Die Hard - Evil Always Return

Review



Stil (Spielzeit): Oldschool Trash (20:30)
Label/Vertrieb (VÖ): S.M.P. Records / EMF Records (29.04.2008)
Bewertung: 8,5 / 10
Link: http://www.myspace.com/diehardthrash
http://www.diehard.se

Mit DIE HARD präsentiert sich der Metalgemeinde erneut eine Band, die es sich auf die Fahne geschrieben hat, den Geist der Vergangenheit wieder aufleben zu lassen. Im Falle der Formation aus Uppsala in Schweden handelt es sich hierbei um oldschooligen Thrash der frühen 80er Jahre, welchen die Fans der ersten Stunde mit offenen Armen empfangen werden.
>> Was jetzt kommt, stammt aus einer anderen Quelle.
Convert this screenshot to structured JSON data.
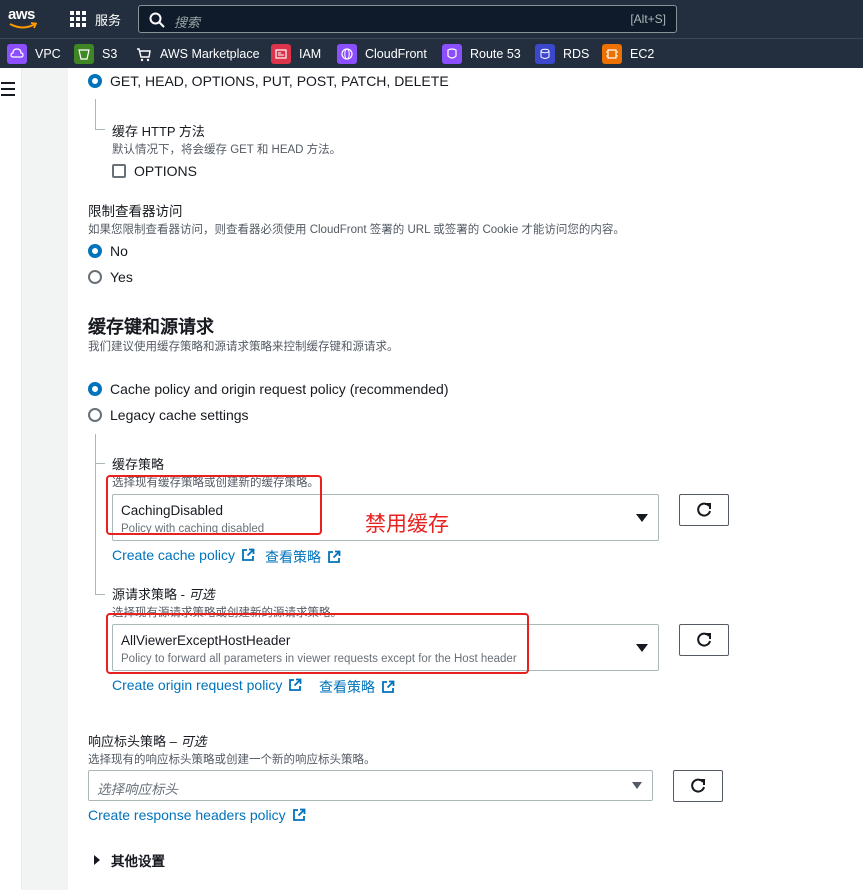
{
  "topnav": {
    "logo": "aws",
    "services_label": "服务",
    "search_placeholder": "搜索",
    "search_shortcut": "[Alt+S]"
  },
  "favorites": [
    {
      "label": "VPC",
      "icon": "vpc-icon",
      "color": "#8c4fff"
    },
    {
      "label": "S3",
      "icon": "s3-icon",
      "color": "#3f8624"
    },
    {
      "label": "AWS Marketplace",
      "icon": "cart-icon",
      "color": "#232f3e"
    },
    {
      "label": "IAM",
      "icon": "iam-icon",
      "color": "#dd344c"
    },
    {
      "label": "CloudFront",
      "icon": "cloudfront-icon",
      "color": "#8c4fff"
    },
    {
      "label": "Route 53",
      "icon": "route53-icon",
      "color": "#8c4fff"
    },
    {
      "label": "RDS",
      "icon": "rds-icon",
      "color": "#3b48cc"
    },
    {
      "label": "EC2",
      "icon": "ec2-icon",
      "color": "#ed7100"
    }
  ],
  "form": {
    "methods_option": "GET, HEAD, OPTIONS, PUT, POST, PATCH, DELETE",
    "cache_http_title": "缓存 HTTP 方法",
    "cache_http_desc": "默认情况下，将会缓存 GET 和 HEAD 方法。",
    "options_label": "OPTIONS",
    "restrict_title": "限制查看器访问",
    "restrict_desc": "如果您限制查看器访问，则查看器必须使用 CloudFront 签署的 URL 或签署的 Cookie 才能访问您的内容。",
    "restrict_no": "No",
    "restrict_yes": "Yes",
    "cachekey_title": "缓存键和源请求",
    "cachekey_desc": "我们建议使用缓存策略和源请求策略来控制缓存键和源请求。",
    "opt_recommended": "Cache policy and origin request policy (recommended)",
    "opt_legacy": "Legacy cache settings",
    "cache_policy_title": "缓存策略",
    "cache_policy_desc": "选择现有缓存策略或创建新的缓存策略。",
    "cache_policy_value": "CachingDisabled",
    "cache_policy_sub": "Policy with caching disabled",
    "create_cache_policy": "Create cache policy",
    "view_policy": "查看策略",
    "origin_policy_title": "源请求策略 - ",
    "optional": "可选",
    "origin_policy_desc": "选择现有源请求策略或创建新的源请求策略。",
    "origin_policy_value": "AllViewerExceptHostHeader",
    "origin_policy_sub": "Policy to forward all parameters in viewer requests except for the Host header",
    "create_origin_policy": "Create origin request policy",
    "view_policy_2": "查看策略",
    "response_title": "响应标头策略 – ",
    "response_desc": "选择现有的响应标头策略或创建一个新的响应标头策略。",
    "response_placeholder": "选择响应标头",
    "create_response_policy": "Create response headers policy",
    "more_settings": "其他设置"
  },
  "annotation": {
    "label": "禁用缓存",
    "color": "#e8211f"
  }
}
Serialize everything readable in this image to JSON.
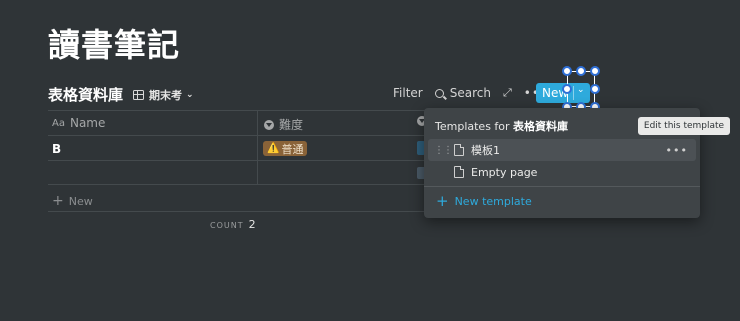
{
  "page": {
    "title": "讀書筆記"
  },
  "database": {
    "title": "表格資料庫",
    "view_label": "期末考",
    "view_chevron": "⌄"
  },
  "toolbar": {
    "filter_label": "Filter",
    "search_label": "Search",
    "expand_glyph": "⤢",
    "more_glyph": "•••",
    "new_label": "New",
    "new_arrow": "⌄"
  },
  "table": {
    "columns": [
      {
        "icon": "Aa",
        "label": "Name"
      },
      {
        "icon": "select-icon",
        "label": "難度"
      }
    ],
    "rows": [
      {
        "name": "B",
        "difficulty": {
          "prefix": "⚠️",
          "label": "普通"
        }
      },
      {
        "name": "",
        "difficulty": null
      }
    ],
    "add_row_label": "New",
    "count_label": "COUNT",
    "count_value": "2"
  },
  "templates_menu": {
    "title_prefix": "Templates for ",
    "title_db": "表格資料庫",
    "items": [
      {
        "label": "模板1",
        "more": "•••"
      },
      {
        "label": "Empty page"
      }
    ],
    "new_template_label": "New template"
  },
  "tooltip": {
    "text": "Edit this template"
  },
  "colors": {
    "background": "#2f3437",
    "accent": "#2eaadc",
    "tag_bg": "#8a6338",
    "menu_bg": "#3f4447"
  }
}
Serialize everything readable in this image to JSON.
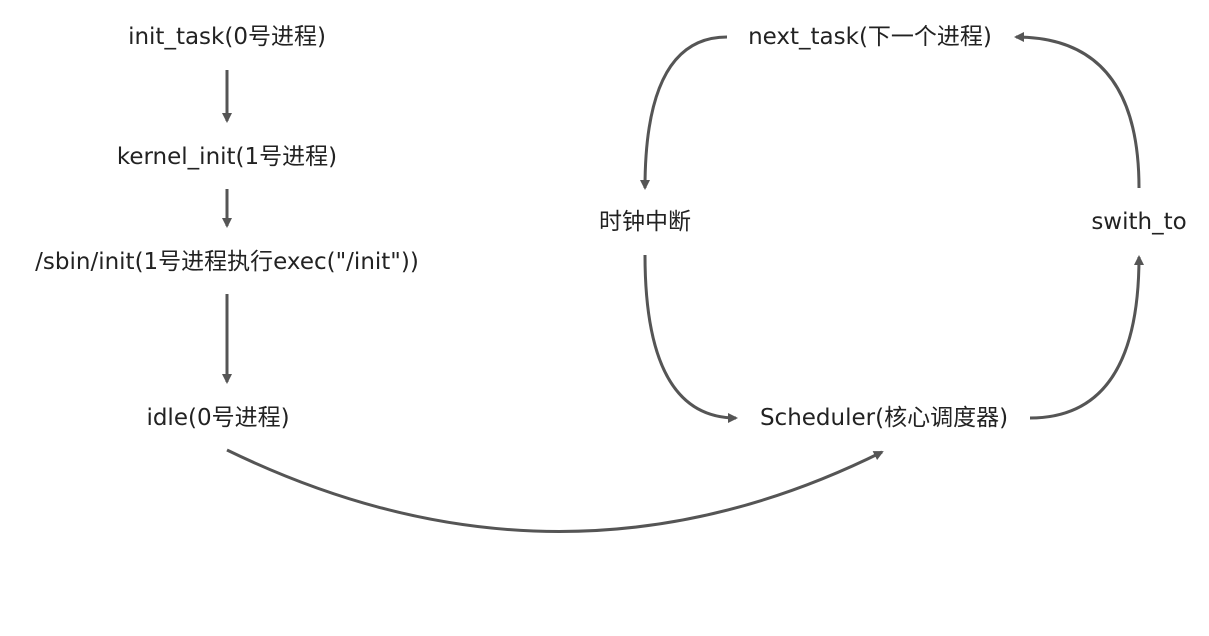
{
  "diagram": {
    "nodes": {
      "init_task": "init_task(0号进程)",
      "kernel_init": "kernel_init(1号进程)",
      "sbin_init": "/sbin/init(1号进程执行exec(\"/init\"))",
      "idle": "idle(0号进程)",
      "next_task": "next_task(下一个进程)",
      "timer_interrupt": "时钟中断",
      "scheduler": "Scheduler(核心调度器)",
      "switch_to": "swith_to"
    },
    "edges": [
      {
        "from": "init_task",
        "to": "kernel_init"
      },
      {
        "from": "kernel_init",
        "to": "sbin_init"
      },
      {
        "from": "sbin_init",
        "to": "idle"
      },
      {
        "from": "idle",
        "to": "scheduler"
      },
      {
        "from": "next_task",
        "to": "timer_interrupt"
      },
      {
        "from": "timer_interrupt",
        "to": "scheduler"
      },
      {
        "from": "scheduler",
        "to": "switch_to"
      },
      {
        "from": "switch_to",
        "to": "next_task"
      }
    ],
    "colors": {
      "arrow": "#555555",
      "text": "#222222",
      "background": "#ffffff"
    }
  }
}
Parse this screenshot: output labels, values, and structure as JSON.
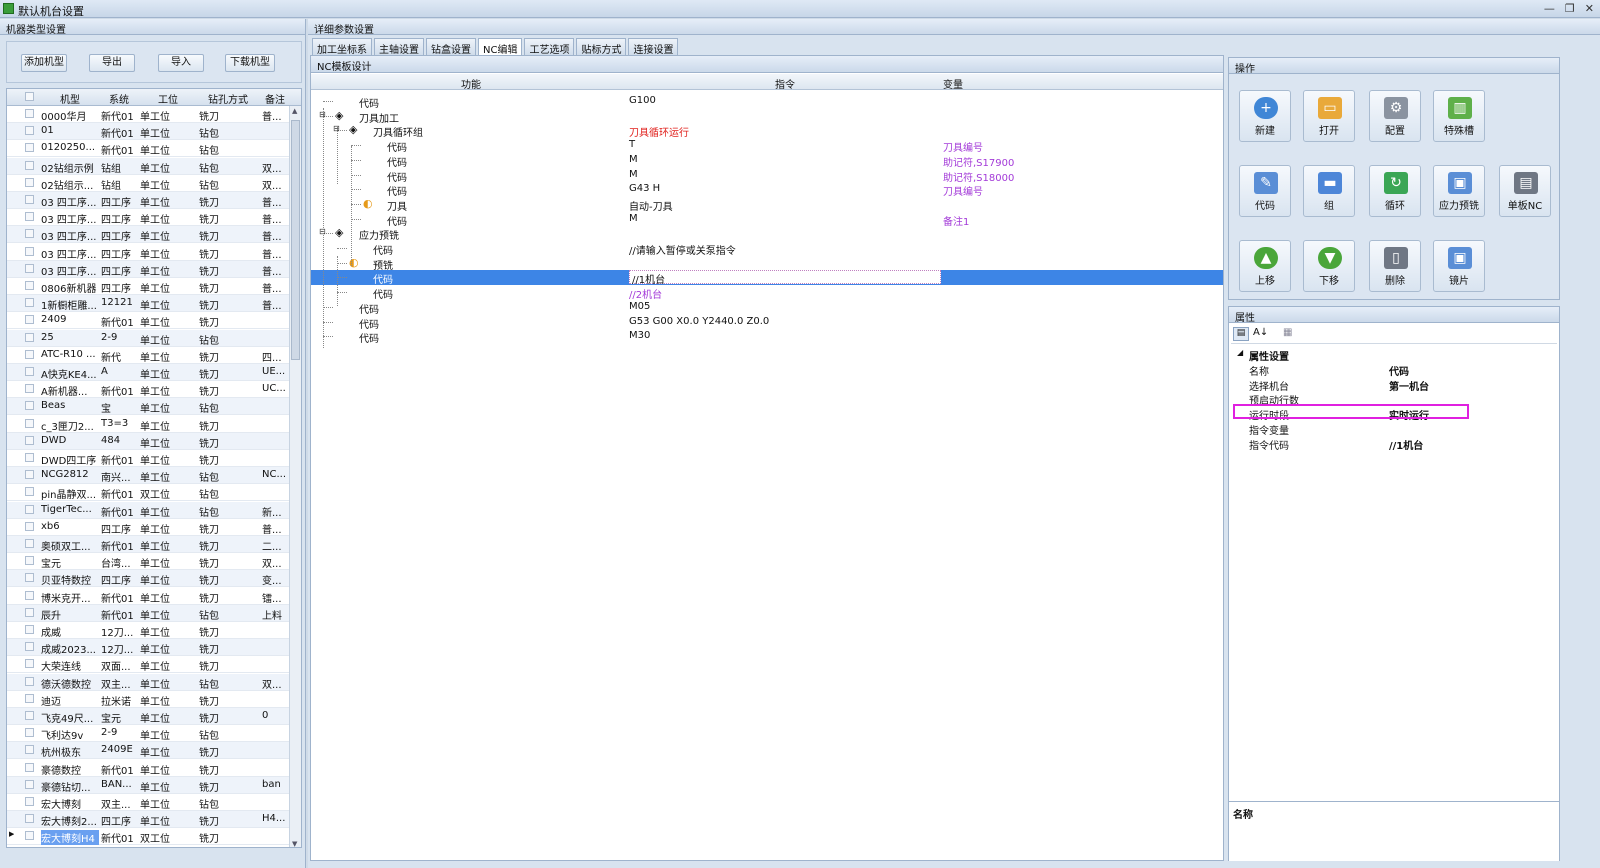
{
  "window": {
    "title": "默认机台设置",
    "min": "—",
    "restore": "❐",
    "close": "✕"
  },
  "left": {
    "panel_title": "机器类型设置",
    "buttons": [
      "添加机型",
      "导出",
      "导入",
      "下载机型"
    ],
    "columns": [
      "机型",
      "系统",
      "工位",
      "钻孔方式",
      "备注"
    ],
    "rows": [
      [
        "0000华月",
        "新代01",
        "单工位",
        "铣刀",
        "普..."
      ],
      [
        "01",
        "新代01",
        "单工位",
        "钻包",
        ""
      ],
      [
        "0120250...",
        "新代01",
        "单工位",
        "钻包",
        ""
      ],
      [
        "02钻组示例",
        "钻组",
        "单工位",
        "钻包",
        "双..."
      ],
      [
        "02钻组示...",
        "钻组",
        "单工位",
        "钻包",
        "双..."
      ],
      [
        "03 四工序...",
        "四工序",
        "单工位",
        "铣刀",
        "普..."
      ],
      [
        "03 四工序...",
        "四工序",
        "单工位",
        "铣刀",
        "普..."
      ],
      [
        "03 四工序...",
        "四工序",
        "单工位",
        "铣刀",
        "普..."
      ],
      [
        "03 四工序...",
        "四工序",
        "单工位",
        "铣刀",
        "普..."
      ],
      [
        "03 四工序...",
        "四工序",
        "单工位",
        "铣刀",
        "普..."
      ],
      [
        "0806新机器",
        "四工序",
        "单工位",
        "铣刀",
        "普..."
      ],
      [
        "1新橱柜雕...",
        "12121",
        "单工位",
        "铣刀",
        "普..."
      ],
      [
        "2409",
        "新代01",
        "单工位",
        "铣刀",
        ""
      ],
      [
        "25",
        "2-9",
        "单工位",
        "钻包",
        ""
      ],
      [
        "ATC-R10 ...",
        "新代",
        "单工位",
        "铣刀",
        "四..."
      ],
      [
        "A快克KE4...",
        "A",
        "单工位",
        "铣刀",
        "UE..."
      ],
      [
        "A新机器...",
        "新代01",
        "单工位",
        "铣刀",
        "UC..."
      ],
      [
        "Beas",
        "宝",
        "单工位",
        "钻包",
        ""
      ],
      [
        "c_3匣刀2...",
        "T3=3",
        "单工位",
        "铣刀",
        ""
      ],
      [
        "DWD",
        "484",
        "单工位",
        "铣刀",
        ""
      ],
      [
        "DWD四工序",
        "新代01",
        "单工位",
        "铣刀",
        ""
      ],
      [
        "NCG2812",
        "南兴...",
        "单工位",
        "钻包",
        "NC..."
      ],
      [
        "pin晶静双...",
        "新代01",
        "双工位",
        "钻包",
        ""
      ],
      [
        "TigerTec...",
        "新代01",
        "单工位",
        "钻包",
        "新..."
      ],
      [
        "xb6",
        "四工序",
        "单工位",
        "铣刀",
        "普..."
      ],
      [
        "奥硕双工...",
        "新代01",
        "单工位",
        "铣刀",
        "二..."
      ],
      [
        "宝元",
        "台湾...",
        "单工位",
        "铣刀",
        "双..."
      ],
      [
        "贝亚特数控",
        "四工序",
        "单工位",
        "铣刀",
        "变..."
      ],
      [
        "博米克开...",
        "新代01",
        "单工位",
        "铣刀",
        "镭..."
      ],
      [
        "辰升",
        "新代01",
        "单工位",
        "钻包",
        "上料"
      ],
      [
        "成威",
        "12刀...",
        "单工位",
        "铣刀",
        ""
      ],
      [
        "成威2023...",
        "12刀...",
        "单工位",
        "铣刀",
        ""
      ],
      [
        "大荣连线",
        "双面...",
        "单工位",
        "铣刀",
        ""
      ],
      [
        "德沃德数控",
        "双主...",
        "单工位",
        "钻包",
        "双..."
      ],
      [
        "迪迈",
        "拉米诺",
        "单工位",
        "铣刀",
        ""
      ],
      [
        "飞克49尺...",
        "宝元",
        "单工位",
        "铣刀",
        "0"
      ],
      [
        "飞利达9v",
        "2-9",
        "单工位",
        "钻包",
        ""
      ],
      [
        "杭州极东",
        "2409E",
        "单工位",
        "铣刀",
        ""
      ],
      [
        "豪德数控",
        "新代01",
        "单工位",
        "铣刀",
        ""
      ],
      [
        "豪德钻切...",
        "BAN...",
        "单工位",
        "铣刀",
        "ban"
      ],
      [
        "宏大博刻",
        "双主...",
        "单工位",
        "钻包",
        ""
      ],
      [
        "宏大博刻2...",
        "四工序",
        "单工位",
        "铣刀",
        "H4..."
      ],
      [
        "宏大博刻H4",
        "新代01",
        "双工位",
        "铣刀",
        ""
      ]
    ]
  },
  "main": {
    "panel_title": "详细参数设置",
    "tabs": [
      "加工坐标系",
      "主轴设置",
      "钻盒设置",
      "NC编辑",
      "工艺选项",
      "贴标方式",
      "连接设置"
    ],
    "active_tab": 3,
    "nc_title": "NC模板设计",
    "nc_columns": [
      "功能",
      "指令",
      "变量"
    ],
    "nc_rows": [
      {
        "depth": 0,
        "icon": "none",
        "func": "代码",
        "cmd": "G100",
        "var": "",
        "cmd_color": "normal"
      },
      {
        "depth": 0,
        "icon": "layers",
        "func": "刀具加工",
        "cmd": "",
        "var": "",
        "cmd_color": "normal"
      },
      {
        "depth": 1,
        "icon": "layers",
        "func": "刀具循环组",
        "cmd": "刀具循环运行",
        "var": "",
        "cmd_color": "red"
      },
      {
        "depth": 2,
        "icon": "none",
        "func": "代码",
        "cmd": "T",
        "var": "刀具编号",
        "cmd_color": "normal"
      },
      {
        "depth": 2,
        "icon": "none",
        "func": "代码",
        "cmd": "M",
        "var": "助记符,S17900",
        "cmd_color": "normal"
      },
      {
        "depth": 2,
        "icon": "none",
        "func": "代码",
        "cmd": "M",
        "var": "助记符,S18000",
        "cmd_color": "normal"
      },
      {
        "depth": 2,
        "icon": "none",
        "func": "代码",
        "cmd": "G43 H",
        "var": "刀具编号",
        "cmd_color": "normal"
      },
      {
        "depth": 2,
        "icon": "tool",
        "func": "刀具",
        "cmd": "自动-刀具",
        "var": "",
        "cmd_color": "normal"
      },
      {
        "depth": 2,
        "icon": "none",
        "func": "代码",
        "cmd": "M",
        "var": "备注1",
        "cmd_color": "normal"
      },
      {
        "depth": 0,
        "icon": "layers",
        "func": "应力预铣",
        "cmd": "",
        "var": "",
        "cmd_color": "normal"
      },
      {
        "depth": 1,
        "icon": "none",
        "func": "代码",
        "cmd": "//请输入暂停或关泵指令",
        "var": "",
        "cmd_color": "normal"
      },
      {
        "depth": 1,
        "icon": "tool",
        "func": "预铣",
        "cmd": "",
        "var": "",
        "cmd_color": "normal"
      },
      {
        "depth": 1,
        "icon": "none",
        "func": "代码",
        "cmd": "//1机台",
        "var": "",
        "cmd_color": "normal",
        "selected": true
      },
      {
        "depth": 1,
        "icon": "none",
        "func": "代码",
        "cmd": "//2机台",
        "var": "",
        "cmd_color": "purple"
      },
      {
        "depth": 0,
        "icon": "none",
        "func": "代码",
        "cmd": "M05",
        "var": "",
        "cmd_color": "normal"
      },
      {
        "depth": 0,
        "icon": "none",
        "func": "代码",
        "cmd": "G53 G00 X0.0 Y2440.0 Z0.0",
        "var": "",
        "cmd_color": "normal"
      },
      {
        "depth": 0,
        "icon": "none",
        "func": "代码",
        "cmd": "M30",
        "var": "",
        "cmd_color": "normal"
      }
    ]
  },
  "ops": {
    "title": "操作",
    "buttons": [
      {
        "label": "新建",
        "icon": "new-icon",
        "color": "#3f86d6"
      },
      {
        "label": "打开",
        "icon": "folder-open-icon",
        "color": "#e9a93a"
      },
      {
        "label": "配置",
        "icon": "gear-icon",
        "color": "#8a93a0"
      },
      {
        "label": "特殊槽",
        "icon": "slot-icon",
        "color": "#5fb04a"
      },
      {
        "label": "代码",
        "icon": "code-icon",
        "color": "#5a8ed6"
      },
      {
        "label": "组",
        "icon": "group-icon",
        "color": "#4d86d8"
      },
      {
        "label": "循环",
        "icon": "loop-icon",
        "color": "#3aa655"
      },
      {
        "label": "应力预铣",
        "icon": "pre-mill-icon",
        "color": "#5a8ed6"
      },
      {
        "label": "单板NC",
        "icon": "book-icon",
        "color": "#6f7784"
      },
      {
        "label": "上移",
        "icon": "arrow-up-icon",
        "color": "#4aa63a"
      },
      {
        "label": "下移",
        "icon": "arrow-down-icon",
        "color": "#4aa63a"
      },
      {
        "label": "删除",
        "icon": "trash-icon",
        "color": "#6f7784"
      },
      {
        "label": "镜片",
        "icon": "mirror-icon",
        "color": "#5a8ed6"
      }
    ]
  },
  "props": {
    "title": "属性",
    "category": "属性设置",
    "rows": [
      {
        "name": "名称",
        "value": "代码"
      },
      {
        "name": "选择机台",
        "value": "第一机台"
      },
      {
        "name": "预启动行数",
        "value": ""
      },
      {
        "name": "运行时段",
        "value": "实时运行"
      },
      {
        "name": "指令变量",
        "value": ""
      },
      {
        "name": "指令代码",
        "value": "//1机台"
      }
    ],
    "desc_title": "名称"
  }
}
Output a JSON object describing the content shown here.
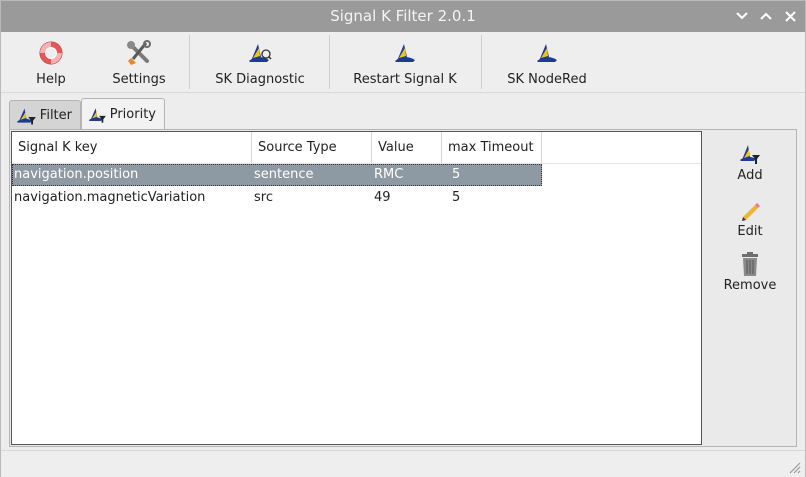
{
  "window": {
    "title": "Signal K Filter 2.0.1",
    "controls": [
      "chevron-down-icon",
      "chevron-up-icon",
      "close-icon"
    ]
  },
  "toolbar": {
    "help_label": "Help",
    "settings_label": "Settings",
    "diagnostic_label": "SK Diagnostic",
    "restart_label": "Restart Signal K",
    "nodered_label": "SK NodeRed"
  },
  "tabs": [
    {
      "label": "Filter",
      "active": false
    },
    {
      "label": "Priority",
      "active": true
    }
  ],
  "table": {
    "columns": [
      "Signal K key",
      "Source Type",
      "Value",
      "max Timeout"
    ],
    "rows": [
      {
        "key": "navigation.position",
        "source_type": "sentence",
        "value": "RMC",
        "timeout": "5",
        "selected": true
      },
      {
        "key": "navigation.magneticVariation",
        "source_type": "src",
        "value": "49",
        "timeout": "5",
        "selected": false
      }
    ]
  },
  "actions": {
    "add_label": "Add",
    "edit_label": "Edit",
    "remove_label": "Remove"
  },
  "colors": {
    "titlebar": "#9a9a9a",
    "selection": "#8f99a3",
    "signalk_blue": "#1f3a93",
    "signalk_yellow": "#f0c419"
  }
}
Erst 2005 gegründet wurde bereits zwei Jahre darauf ein erstes Demo aufgenommen, welches binnen kürzester Zeit ausverkauft war. 2008 folgt nun mit „Evil Always Return“ eine MCD, bei der es sich ebenfalls lohnt das ein oder andere Ohr zu riskieren.
Einmal kurz lächeln musste ich bei der Aufmachung der CD: Das Booklet beinhaltet Bandfotos, bei deren Anblick mir als erstes ein Spruch des guten alten Mike Lehmann in den Sinn kam: “Oh Evil, evil wo is’ meine Bibel!?“! In guter alter Black Metal-Manier wird gepost, was das Zeug hält und schön fies dreingeschaut. Auch in den Texten des Dreiers regiert die dunkle Seite und so wird fast ausnahmslos vom Bösen, diversen Leichen und natürlich Satan himself gesungen.
Musikalisch grooven sich DIE HARD ganz im Stile alter VENOM, POSSESSED und CELTIC FROST durch die sechs Songs, wobei zwar zur einen Hälfte die Schwere und das Midtempo regieren, jedoch auch nicht selten der Vorschlaghammer herausgeholt wird und wilde Zerstörungsorgien zelebriert werden.
Der Sound der Schweden klingt roh und handgemacht, wodurch der Charme der 80er wunderbar heraufbeschworen wird; er driftet jedoch nie in die Garagenklänge der Anfangszeit des Thrash-Metals ab, da sich glücklicherweise neuzeitlicher Abmischtechniken bedient wurde.
Auch gesanglich bewegt man sich ganz in diesem Metier, wobei man sich gerade auch an POSSESSED und VENOM orientiert hat. So bleibt die Stimme des Sängers Hasse in sämtlichen Songs zwar in lediglich einer Tonlage, wird jedoch ab und an durch einige morbide Schreie untermalt und bleibt dadurch interessant.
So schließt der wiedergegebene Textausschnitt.